A blank book for you to write your own story as a mother and a parent. Fill the empty pages and pass the memory on.
Most of us own journals, a lot of them! The majority of them remain empty and forgotten. Some have a few pages full, but that is about it. Our days seem so mundane and unremarkable that after a short while we are pretty sure that no one would ever be interested in what we did and how we did it. Yet sometimes we read a forgotten page and gasp, and laugh ..."Rossi went skiing for the first time... " She was just 3... Nothing really, but makes you feel different in a very special way. You read it to your, now all grown up daughter, and for a brief moment you are back there - young and full of plans to conquer the world, to be a super mom and super professional at the same time.
I do not want to offer you another journal to be forgotten in a dusty cupboard. I want you to write your story as a mother and a parent. Your happiness and sadness, frustrations and triumphs can be a source of strength for those that come behind, regardless how talented of a writer you are.
I offer you a blank book without guidance or structure - make it your own. Fill as much as you feel like then pass it on so your children to add their story.It has been made sturdy and worthy of bumping and keeping.
My own mother is battling advance cancer at the moment and I have to face the possibility of a life without her. She never spoke much or told us a story. She seemed happy to stay in silence and care for us without any consideration for her own comfort at any point.
I wish she had written her story. Sometimes is easier to write than to say things. I know that she was an orphan." I hate my memories, there was nothing but struggle there..." she would say when I pressed her sometimes to tell me about herself. Now when my own children are almost grown up I would have loved to know how it was to be a parent when you do not know what parent is yourself. I would have loved to know how she coped with losing a child, with loneliness and sickness.
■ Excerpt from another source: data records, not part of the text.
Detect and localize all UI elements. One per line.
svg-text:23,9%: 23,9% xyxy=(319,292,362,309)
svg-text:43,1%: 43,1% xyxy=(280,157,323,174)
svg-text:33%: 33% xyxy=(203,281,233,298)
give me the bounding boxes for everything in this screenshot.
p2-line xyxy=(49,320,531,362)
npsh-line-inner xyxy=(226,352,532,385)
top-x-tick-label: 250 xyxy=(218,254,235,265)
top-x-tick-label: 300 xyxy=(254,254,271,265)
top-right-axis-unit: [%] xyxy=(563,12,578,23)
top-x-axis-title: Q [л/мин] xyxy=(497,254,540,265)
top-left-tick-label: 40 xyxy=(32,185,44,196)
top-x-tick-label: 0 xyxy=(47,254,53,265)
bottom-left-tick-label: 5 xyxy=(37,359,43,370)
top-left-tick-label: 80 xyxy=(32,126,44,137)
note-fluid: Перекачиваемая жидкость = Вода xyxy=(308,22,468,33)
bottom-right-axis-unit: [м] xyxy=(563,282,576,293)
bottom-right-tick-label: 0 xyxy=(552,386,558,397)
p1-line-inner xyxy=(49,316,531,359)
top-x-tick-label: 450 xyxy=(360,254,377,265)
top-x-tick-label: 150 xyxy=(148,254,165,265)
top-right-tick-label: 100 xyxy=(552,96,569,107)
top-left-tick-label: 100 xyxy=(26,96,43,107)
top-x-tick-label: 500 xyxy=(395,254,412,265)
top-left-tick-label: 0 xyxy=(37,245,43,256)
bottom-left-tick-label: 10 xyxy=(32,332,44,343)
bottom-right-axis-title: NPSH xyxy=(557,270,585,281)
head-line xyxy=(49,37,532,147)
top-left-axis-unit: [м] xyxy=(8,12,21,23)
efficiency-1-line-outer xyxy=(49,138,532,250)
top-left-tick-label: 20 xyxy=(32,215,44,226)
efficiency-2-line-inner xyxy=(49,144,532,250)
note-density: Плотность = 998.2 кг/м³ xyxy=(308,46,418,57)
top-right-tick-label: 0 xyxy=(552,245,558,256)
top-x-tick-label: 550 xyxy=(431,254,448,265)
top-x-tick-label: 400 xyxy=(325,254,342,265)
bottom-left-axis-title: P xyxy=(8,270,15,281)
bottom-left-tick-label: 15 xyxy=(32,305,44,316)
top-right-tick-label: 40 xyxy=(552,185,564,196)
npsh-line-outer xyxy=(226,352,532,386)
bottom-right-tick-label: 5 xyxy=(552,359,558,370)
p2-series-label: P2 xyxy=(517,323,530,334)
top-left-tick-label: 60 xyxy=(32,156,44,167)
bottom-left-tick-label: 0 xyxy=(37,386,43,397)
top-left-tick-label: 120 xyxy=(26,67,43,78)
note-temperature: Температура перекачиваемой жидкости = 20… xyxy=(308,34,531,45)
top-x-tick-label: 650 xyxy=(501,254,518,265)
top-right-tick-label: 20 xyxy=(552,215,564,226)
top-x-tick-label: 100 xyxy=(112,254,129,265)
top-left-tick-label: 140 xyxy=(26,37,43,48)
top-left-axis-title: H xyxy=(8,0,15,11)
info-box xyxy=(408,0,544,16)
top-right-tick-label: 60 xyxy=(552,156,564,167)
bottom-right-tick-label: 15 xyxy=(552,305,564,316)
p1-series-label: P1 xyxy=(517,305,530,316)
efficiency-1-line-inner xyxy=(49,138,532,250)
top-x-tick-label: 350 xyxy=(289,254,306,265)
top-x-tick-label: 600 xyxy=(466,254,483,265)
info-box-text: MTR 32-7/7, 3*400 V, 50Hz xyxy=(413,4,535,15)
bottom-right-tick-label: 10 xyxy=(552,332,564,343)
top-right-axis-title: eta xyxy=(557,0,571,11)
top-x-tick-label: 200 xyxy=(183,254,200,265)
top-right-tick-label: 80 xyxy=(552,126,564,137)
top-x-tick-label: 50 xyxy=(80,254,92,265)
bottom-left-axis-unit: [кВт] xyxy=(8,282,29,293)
We do not have to leave our children orphans after we are gone, because at any stage in our lives we need our parents. We need the perspective, the solution and the connection with those who have done it before us.
Fill the empty book and pass it on.
Why the Victorian design? - Today we lead busy lives and anything is acceptable. It does not matter what we wear or how good our manners are. I love the times when mothers had to do it all while impeccably dressed and on their best behaviour.
Some might argue that those ladies had help. A lot of mothers have help today as well, and that does not make them less of a parent. The love we feel for our children does not go down with the amount of help we receive. A mother is a mother, no matter where or how her children are raised. If nothing else, with today's conveniences it should be easier for us to be dressed better and behave with more class.
What would you get - 80 full colour, high resolution images of fashion engravings originally published between year 1800 and 1900. Each image depicts mothers with their children, doing all the happy things we do with our children today - going to the park, zoo, movies, playing with friends and pets, taking part of family parties and Cristmas celbrations.
Each full colour image is followed by a lined page for notes, with faded colour image of the same fashion plate on the background.
The fist images in the journal show fashion styles and scenes from the early 1800's, and with each page we move ahead in time with the last page depicting styles from 1898.